Kalau Bariqi sudah bilang demikian, sudah pasti kesengsaraan akan menghampiri Elya. Pasalnya Bariqi selalu semena-mena saat di luar jam kerja. Menyuruhnya menemani karaoke, memancing, main golf, futsal dan lain-lain. Elya benar-benar merasa menjadi asisten pribadi. Elya menutup wajahnya tanda dia kesal. Bariqi hanya menatap asistennya yang tingginya tidak lebih dari seratus lima puluh tiga itu.

Membuat Elya marah dan kesal adalah tujuannya. Sejak Elya datang ke dapur itu, Bariqi sudah menandai perempuan itu kalau perempuan itu tidak boleh lepas dari matanya. Elya gadis lugu dan cueknya melebihi tujuh orang. Bahkan kopi panas kalau didekatkan ke Elya, langsung dingin seketika. Itulah yang membuat Bariqi sangat penasaran dengan sosok Elya. Biasanya cewek kalau melihatnya memakai baju koki langsung terpesona kepadanya.
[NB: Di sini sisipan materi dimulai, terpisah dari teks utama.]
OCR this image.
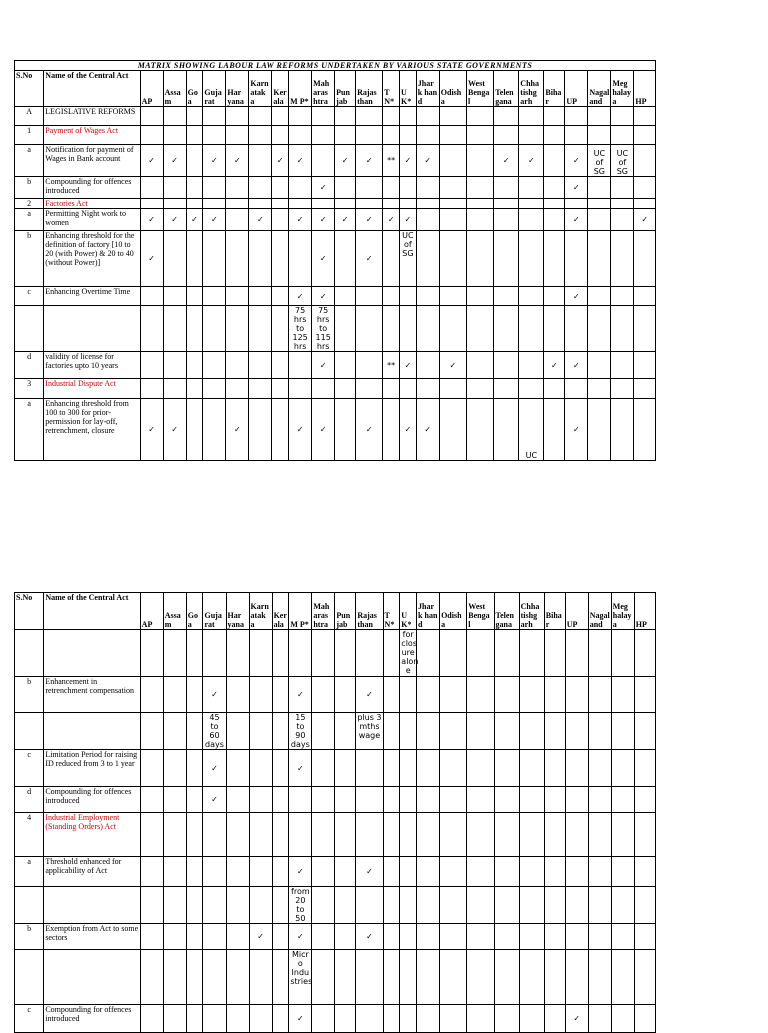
MATRIX SHOWING LABOUR LAW REFORMS UNDERTAKEN BY VARIOUS STATE GOVERNMENTS																								
S.No	Name of the Central Act	AP	Assa m	Go a	Guja rat	Har yana	Karn atak a	Ker ala	M P*	Mah aras htra	Pun jab	Rajas than	T N*	U K*	Jhar k han d	Odish a	West Benga l	Telen gana	Chha tishg arh	Biha r	UP	Nagal and	Meg halay a	HP
A	LEGISLATIVE REFORMS																							
1	Payment of Wages Act																							
a	Notification for payment of Wages in Bank account	✓	✓		✓	✓		✓	✓		✓	✓	**	✓	✓			✓	✓		✓	UC of SG	UC of SG	
b	Compounding for offences introduced									✓											✓			
2	Factories Act																							
a	Permitting Night work to women	✓	✓	✓	✓		✓		✓	✓	✓	✓	✓	✓							✓			✓
b	Enhancing threshold for the definition of factory [10 to 20 (with Power) & 20 to 40 (without Power)]	✓								✓		✓		UC of SG										
c	Enhancing Overtime Time								✓	✓											✓			
									75 hrs to 125 hrs	75 hrs to 115 hrs														
d	validity of license for factories upto 10 years									✓			**	✓		✓				✓	✓			
3	Industrial Dispute Act																							
a	Enhancing threshold from 100 to 300 for prior-permission for lay-off, retrenchment, closure	✓	✓			✓			✓	✓		✓		✓	✓				UC		✓			
S.No	Name of the Central Act	AP	Assa m	Go a	Guja rat	Har yana	Karn atak a	Ker ala	M P*	Mah aras htra	Pun jab	Rajas than	T N*	U K*	Jhar k han d	Odish a	West Benga l	Telen gana	Chha tishg arh	Biha r	UP	Nagal and	Meg halay a	HP
														for clos ure alon e										
b	Enhancement in retrenchment compensation				✓				✓			✓												
					45 to 60 days				15 to 90 days			plus 3 mths wage												
c	Limitation Period for raising ID reduced from 3 to 1 year				✓				✓															
d	Compounding for offences introduced				✓																			
4	Industrial Employment (Standing Orders) Act																							
a	Threshold enhanced for applicability of Act								✓			✓												
									from 20 to 50															
b	Exemption from Act to some sectors						✓		✓			✓												
									Micr o Indu stries															
c	Compounding for offences introduced								✓												✓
Namun Elya tidak, bahkan gadis itu seolah tidak sudi melirik Bariqi.

“Elya, sini!” titah Bariqi menyuruh Elya berdiri.

“Chef, aku lapar. Belum sarapan sejak pagi dan ini sudah masuk di jam makan siang,” keluh Elya.

“Makanya kamu ke sini!” tegas Bariqi lagi. Elya berdiri, tetapi perempuan itu tidak menghampiri Bariqi, Elya malah pergi meninggalkan pria itu. Elya ingin segera ke tempat loker, mengambil tasnya, memasukkan kartu untuk cek-clock dan segera pulang. Namun belum sempat menuju ke tempat cek-clock, Bariqi sudah menarik tangannya dan menyeretnya paksa.

“Ahhh … aku mau dibawa ke mana?” tanya Elya dengan berteriak kencang.

“Diam!” desis Bariqi membawa Elya keluar dari pintu belakang untuk menuju ke parkiran khusus karyawan.

“Aku mau pulang, Chef!” pekik Elya lagi.

“Tidak boleh pulang sebelum aku senang,” jawab Bariqi dengan enteng.